Download or read book The Psychology of Financial Consumer Behavior written by Dominika Maison and published by Springer. This book was released on 2019-02-28 with total page 242 pages. Available in PDF, EPUB and Kindle. Book excerpt: This book stresses the psychological perspective in explaining financial behavior. Traditionally, financial behaviors such as saving, spending, and investing have been explained using demographic and economic factors such as income and product pricing. The consequence of this way of thinking is that financial institutions view their clients mostly from the perspective of their income.
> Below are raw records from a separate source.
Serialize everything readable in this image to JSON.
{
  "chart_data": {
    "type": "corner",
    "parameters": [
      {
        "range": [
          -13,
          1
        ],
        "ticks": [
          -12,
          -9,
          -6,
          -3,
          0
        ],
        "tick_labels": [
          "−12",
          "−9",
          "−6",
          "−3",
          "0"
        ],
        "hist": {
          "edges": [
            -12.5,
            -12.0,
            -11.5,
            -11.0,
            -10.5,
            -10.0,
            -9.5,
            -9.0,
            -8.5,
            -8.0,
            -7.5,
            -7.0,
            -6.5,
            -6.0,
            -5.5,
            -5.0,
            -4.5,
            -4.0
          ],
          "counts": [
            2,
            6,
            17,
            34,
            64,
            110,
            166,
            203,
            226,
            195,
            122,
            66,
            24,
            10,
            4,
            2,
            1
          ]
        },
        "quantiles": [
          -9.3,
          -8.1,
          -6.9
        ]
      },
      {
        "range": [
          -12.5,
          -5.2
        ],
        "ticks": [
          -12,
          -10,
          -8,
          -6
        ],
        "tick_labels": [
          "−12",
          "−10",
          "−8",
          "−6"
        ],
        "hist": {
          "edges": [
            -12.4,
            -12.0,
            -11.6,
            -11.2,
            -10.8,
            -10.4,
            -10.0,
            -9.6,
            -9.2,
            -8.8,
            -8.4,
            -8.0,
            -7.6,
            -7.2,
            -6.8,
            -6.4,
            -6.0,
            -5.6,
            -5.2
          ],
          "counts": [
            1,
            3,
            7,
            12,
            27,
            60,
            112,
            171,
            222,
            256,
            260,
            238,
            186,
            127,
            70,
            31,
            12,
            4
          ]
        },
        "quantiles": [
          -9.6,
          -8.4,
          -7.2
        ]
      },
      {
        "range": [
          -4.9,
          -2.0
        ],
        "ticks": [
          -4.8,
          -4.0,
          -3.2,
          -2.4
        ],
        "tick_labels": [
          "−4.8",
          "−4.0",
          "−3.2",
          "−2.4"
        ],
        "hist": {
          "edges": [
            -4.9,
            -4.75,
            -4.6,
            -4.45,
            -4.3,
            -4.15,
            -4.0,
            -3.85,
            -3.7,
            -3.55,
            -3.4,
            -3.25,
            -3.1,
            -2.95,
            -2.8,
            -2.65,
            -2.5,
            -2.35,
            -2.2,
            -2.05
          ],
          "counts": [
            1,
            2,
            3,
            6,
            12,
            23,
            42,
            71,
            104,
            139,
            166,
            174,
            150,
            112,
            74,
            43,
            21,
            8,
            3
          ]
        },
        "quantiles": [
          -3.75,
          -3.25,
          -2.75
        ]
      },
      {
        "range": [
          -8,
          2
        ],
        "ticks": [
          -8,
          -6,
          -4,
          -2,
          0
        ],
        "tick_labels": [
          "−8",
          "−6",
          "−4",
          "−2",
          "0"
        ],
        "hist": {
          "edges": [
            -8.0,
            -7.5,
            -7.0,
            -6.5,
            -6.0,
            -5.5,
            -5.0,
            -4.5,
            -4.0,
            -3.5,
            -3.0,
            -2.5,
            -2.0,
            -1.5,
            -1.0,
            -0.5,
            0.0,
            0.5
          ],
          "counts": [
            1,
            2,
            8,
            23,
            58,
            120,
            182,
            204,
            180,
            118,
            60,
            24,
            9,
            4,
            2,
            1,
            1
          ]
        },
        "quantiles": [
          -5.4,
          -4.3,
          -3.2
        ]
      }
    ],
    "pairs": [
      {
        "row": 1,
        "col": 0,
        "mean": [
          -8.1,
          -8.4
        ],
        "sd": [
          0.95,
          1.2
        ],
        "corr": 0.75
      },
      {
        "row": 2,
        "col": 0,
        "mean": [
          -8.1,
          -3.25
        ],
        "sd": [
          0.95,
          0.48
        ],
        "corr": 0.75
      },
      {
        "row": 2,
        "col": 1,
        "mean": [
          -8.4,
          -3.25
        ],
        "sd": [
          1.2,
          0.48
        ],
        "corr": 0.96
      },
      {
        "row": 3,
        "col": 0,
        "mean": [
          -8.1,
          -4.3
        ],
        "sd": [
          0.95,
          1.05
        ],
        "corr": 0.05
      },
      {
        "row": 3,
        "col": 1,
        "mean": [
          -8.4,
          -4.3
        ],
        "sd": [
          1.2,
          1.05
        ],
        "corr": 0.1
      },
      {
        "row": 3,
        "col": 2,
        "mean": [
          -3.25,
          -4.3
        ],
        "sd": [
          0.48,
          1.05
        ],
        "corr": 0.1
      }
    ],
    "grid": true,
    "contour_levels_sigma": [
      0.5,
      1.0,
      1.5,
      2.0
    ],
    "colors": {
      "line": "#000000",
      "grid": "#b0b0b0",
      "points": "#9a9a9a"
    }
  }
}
By taking a psychological approach, this book stresses the perspective of consumers confronted with a quickly changing financial world: the changing of financial offers and products (savings, investments, loans), the changing of payment methods (from cash to cheques, cards and mobile payments), the accessibility and temptation of goods, and the changing of insurance and pension systems. The Psychology of Financial Consumer Behavior provides insight into the thought processes of consumers in a variety of financial topics. Coverage includes perceptions of wealth, the pleasure or pain of spending, cashless transactions, saving and investing, loans, planning for the future, taxes, and financial education. The book holds appeal for researchers, professionals, and students in economics, psychology, economic psychology, marketing and consumer science, or anyone interested in financial behaviors.